The a​ir transportation sector in the COVID-19 pandemic


The air transport sector has been hugely impacted by the pandemic. In the last five months since the beginning of the lockdowns, the number of flights has been severely reduced. This situation has entailed a huge impact on the airlines, and consequently, it has also damaged the aircraft manufactures and aeroplane lessors. In this report, I want to analyse the main challenges for each one of these industries. Probably the most affected industry has been the airlines. The number of commercial flights diminished from roughly 100k to 25k per day in April, and despite it recovered to 60k/day, the news of a second wave and new lockdowns make the figure to move down (figure below). Estimations from IATA state that it will take 4-5 years to recover the 2019 levels.  Airlines suffered an unprecedented loss in revenue (i.e. American Airlines -86% YoY) and consequently huge losses. Despite reducing the expenses in fuel or maintenance, other expenses remained almost constants (i.e. salaries, aircraft rents, interest expenses). It drove airlines to emit vast amounts of debt as well as ask for rescue programs. Governments in America and Europe has mostly activated these programs. However, in Asia, the situation is quite different as governments do not want to participate in the rescue, and airlines have to look for private investors to invest in them. In the meantime, we have seen several companies filled chapter 11 such as Aeromexico, Flybe or Virgin. Airlines are trying to reduce their CAPEX and OPEX, delaying the reception of new planes, deferring the lease payments and cutting the number of employees. At the same time, some airlines are transforming their wide-body commercial aircraft in cargo to maximise their utilisation.

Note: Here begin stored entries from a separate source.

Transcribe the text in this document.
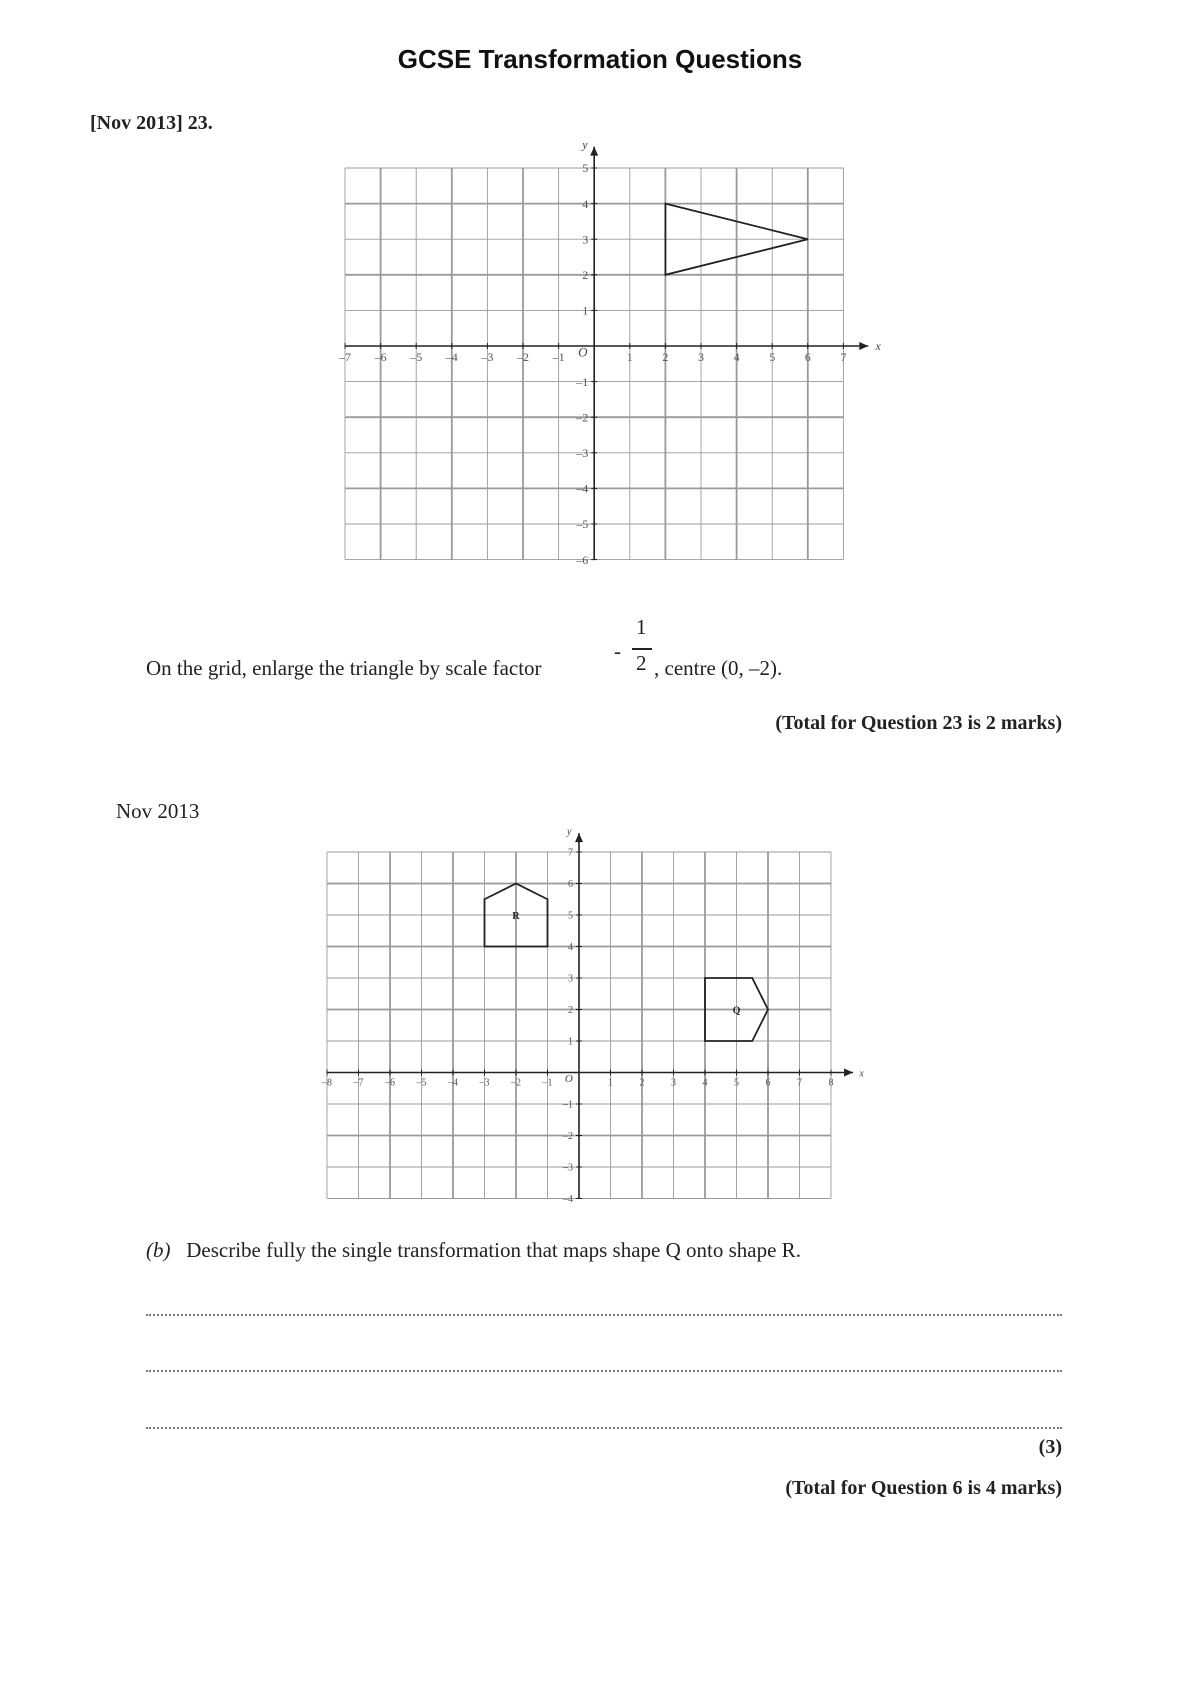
GCSE Transformation Questions
[Nov 2013] 23.
x
y
O
–7 –6 –5 –4 –3 –2 –1	1 2 3 4 5 6 7
5
4
3
2
1
–1
–2
–3
–4
–5
–6
On the grid, enlarge the triangle by scale factor
-
1
2 , centre (0, –2).
(Total for Question 23 is 2 marks)
Nov 2013
x
y
O
–8 –7 –6 –5 –4 –3 –2 –1	1	2	3	4	5	6	7	8
7
6
5
4
3
2
1
–1
–2
–3
–4
R
Q
(b) Describe fully the single transformation that maps shape Q onto shape R.
(3)
(Total for Question 6 is 4 marks)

In my opinion, we will see some important airlines going bankruptcy, a considerable consolidation in the sector and more companies in which the state will become the main shareholder. The 2Q20 has been tough for airlines, but it is not over yet.

The two leading manufacturers (Airbus and Boeing) were not at the same starting point when the pandemic outbreak. Boeing came from a horrible 2019 due to the MAX problem. However, both of them have suffered a huge amount of delay petitions from their clients (airlines and lessors). They diminished the production pace for the next 2-3 years (factories working at 60% and a reduction of 10-15% of their employees). However, the positive side of this is that between Boeing and Airbus, they have around 98% of the market share, and it is a sector with high entry barriers. Consequently, it is tough to think that they are going to be out of this business in 5 years.

The last industry I would like to talk about is the aeroplane lessors. Lessors have around 40% of the total 25’000 aeroplanes’ universe. Maybe the most known are Air Cap, GECAS and Air Lease. Fortunately for them, they have arrived at the crisis in low multiples of debt. Also, they get paid for leasing the aeroplanes,so it does not matter whether the airline is using it. They have contracts from 5-8 years traditionally. On top of that, airlines are retiring their older planes. Consequently, the universe of aircraft is diminishing, and lessors can have an interesting role during those coming years of uncertainty. However, there are some problems related to this business. Some of the lessors lease the aircraft to low-cost companies, which are going to go into troubles easier than the flagship airlines and they maybe not have the support of their government as they are not the leading airline in the country. Moreover, as there is less demand for planes, the cash flows that the lessors can obtain from their assets diminishes, and there are impairments. In addition to that, the vast majority of their clients are asking for deferrals, and there is a high possibility that in some cases, it takes years to receive those payments.

The air transportation sector is going through an even worse situation than it went after the 9/11. There will be interesting opportunities as it is difficult to imagine that this pandemic will be the end of the sector. However, it will be ups and downs during the way, and it is essential to understand the context before making any investment decision.